Я на премьере спектакля «Ван Гог. Автопортрет» Александра Черепанова. Это свежевыдуманная история, основанная на реальных событиях разных эпох. В один момент жил несчастный, слегка чокнутый Винсент. В другой — конкретно съехавший с катушек французский драматург Антонен Арто. Первый быстро рисовал и быстро умер. Второй писал манифесты на разрыв и пережил катарсис. Гении не совпали по времени, но их судьбы оказались созвучно несчастными. Оба смотрели в мир, видели правду и рвались ее рассказать. Вот только ценителей этой правды в их век не нашлось.


«Пока неясно. С чего начинать? С чего начинать — пока неясно»

В основе текста — письма Ван Гога брату Тео и эссе Арто, посвященное «самоубитому обществом» художнику. Но как же вторичен этот текст! Актеры его проглатывают, душат предплечьями, зажимают в зубах, бросают на полпути. Тут же наговаривают что-то быстрое, словно накладывают свежий слой краски поверх только что сказанного. Потому что больше они сосредоточены на движениях тел.
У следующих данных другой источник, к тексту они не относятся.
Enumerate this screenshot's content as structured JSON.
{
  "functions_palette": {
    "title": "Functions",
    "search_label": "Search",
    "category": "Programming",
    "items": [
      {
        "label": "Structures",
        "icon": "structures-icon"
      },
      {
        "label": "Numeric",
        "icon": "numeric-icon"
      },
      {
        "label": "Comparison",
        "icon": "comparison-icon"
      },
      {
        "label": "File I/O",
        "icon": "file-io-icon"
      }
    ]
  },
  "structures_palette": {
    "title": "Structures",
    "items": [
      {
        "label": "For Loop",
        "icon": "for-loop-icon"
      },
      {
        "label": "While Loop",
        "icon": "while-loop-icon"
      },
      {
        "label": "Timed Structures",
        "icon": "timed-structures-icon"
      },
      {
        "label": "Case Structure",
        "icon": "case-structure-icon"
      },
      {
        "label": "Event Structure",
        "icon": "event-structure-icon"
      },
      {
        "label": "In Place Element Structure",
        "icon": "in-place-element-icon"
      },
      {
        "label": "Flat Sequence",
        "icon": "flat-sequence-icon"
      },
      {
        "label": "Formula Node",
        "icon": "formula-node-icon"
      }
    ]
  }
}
Винсент (Денис Саратников) и Арто (Александр Зайцев), никогда не знакомые лично, вдруг находят общий язык живых неподконтрольных эмоций, импульсивных движений по наитию (на самом деле в строгом соответствии с фантастической схемой хореографа Екатерины Галановой).
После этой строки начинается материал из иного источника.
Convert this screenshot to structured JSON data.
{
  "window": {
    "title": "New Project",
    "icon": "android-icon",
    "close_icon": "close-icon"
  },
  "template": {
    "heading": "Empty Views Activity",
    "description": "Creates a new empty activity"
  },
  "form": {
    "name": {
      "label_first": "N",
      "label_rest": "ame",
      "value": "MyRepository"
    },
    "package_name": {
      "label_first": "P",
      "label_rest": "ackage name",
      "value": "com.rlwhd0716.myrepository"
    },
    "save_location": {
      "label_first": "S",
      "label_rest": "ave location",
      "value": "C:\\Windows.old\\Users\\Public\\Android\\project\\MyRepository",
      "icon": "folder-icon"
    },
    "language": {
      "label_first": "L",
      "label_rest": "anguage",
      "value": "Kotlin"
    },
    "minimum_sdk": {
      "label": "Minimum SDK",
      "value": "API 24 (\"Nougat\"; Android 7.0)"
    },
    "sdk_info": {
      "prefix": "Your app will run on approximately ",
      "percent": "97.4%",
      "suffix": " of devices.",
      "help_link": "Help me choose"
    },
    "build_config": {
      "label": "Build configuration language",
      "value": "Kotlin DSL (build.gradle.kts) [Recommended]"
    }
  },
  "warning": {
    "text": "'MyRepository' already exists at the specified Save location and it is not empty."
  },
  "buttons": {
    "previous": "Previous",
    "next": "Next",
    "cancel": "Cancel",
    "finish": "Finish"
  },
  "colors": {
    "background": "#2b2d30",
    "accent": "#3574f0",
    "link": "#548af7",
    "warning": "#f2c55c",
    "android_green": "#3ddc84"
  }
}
В какой-то момент я уверена: всё, что есть на сцене, — и есть Ван Гог. Отчаявшийся художник в старых ботинках, и обе шляпы, и куб, и пестрые блики неба, и даже странный Арто без штанов — всё это один разбитый Винсент, заточённый в палату психушки Сент-Поль. Двигается так, словно некоторые части его тела отказываются делать то, что собираются делать другие. Дерется с собой, будто собран из нескольких людей разом: художник, проповедник, влюбленный холостяк, нежный брат и вспыльчивый друг, нищий и гений. А что делать, если всю жизнь хотел быть кем-то другим?


Можно ли договориться с природой? А со своей?

В зале становится невероятно холодно, словно с улицы зашел ветер с полей, принес ворон и семечек подсолнуха. Мог ли художник сцены Антон Сластников подговорить ветер? Потому что сквозняк идеально вписался в бурлящие звуки музыки и нервные мазки цветных софитов по белому полу. И по белому потолку. С потолком отдельная история, вам потребуется лишняя пара глаз. Бесстрастная, как та камера наблюдения, что подвешена где-то сверху. Она равнодушно транслирует картинку с Винсентом и Арто на потолок, подыгрывая их дуэту. А потом показывает каменный свод пещеры. Или пляж. Пока наконец не становится холстом, на котором художник Саратников и философ Зайцев кистями рук, двумя тюбиками киновари, десятью лимонно-желтого хрома и серебряными белилами рисуют свою историю постимпрессионизма, как они ее чувствуют.


Кто войдет в эту комнату?

Винсент страдает от несбывшейся любви к женщине и семье, от собственного гнева, от видений, которые он прячет. Качается на ветру, исповедуется камням, а близкий Арто ловит его, подставляет плечо или вдруг коленку, приобнимает его, словно пытается собрать своего разваливающегося гения в одно целое. А заодно шлифует свою истину жестокого театра. И тут бы герою Ван Гогу упасть. Рухнуть Денису Саратникову на подмостки, молча, громко. Но он продолжает рисовать, стаскивает с себя рубашку, открывается кому-то (Богу, идее, женщине?) и творит, пока последний густой мазок кисти не перекрывает его лицо на экране.


У Александра Черепанова получился очень красивый, многомерный спектакль. И хорошо, что на малой сцене — так зрители оказываются с безумием и гениальностью в одной палате. Можно не читать письма Ван Гога, не смотреть картины, не искать Арто, не готовиться. Потому что подготовиться к безумию невозможно. Еще сложнее — выбрать смерть.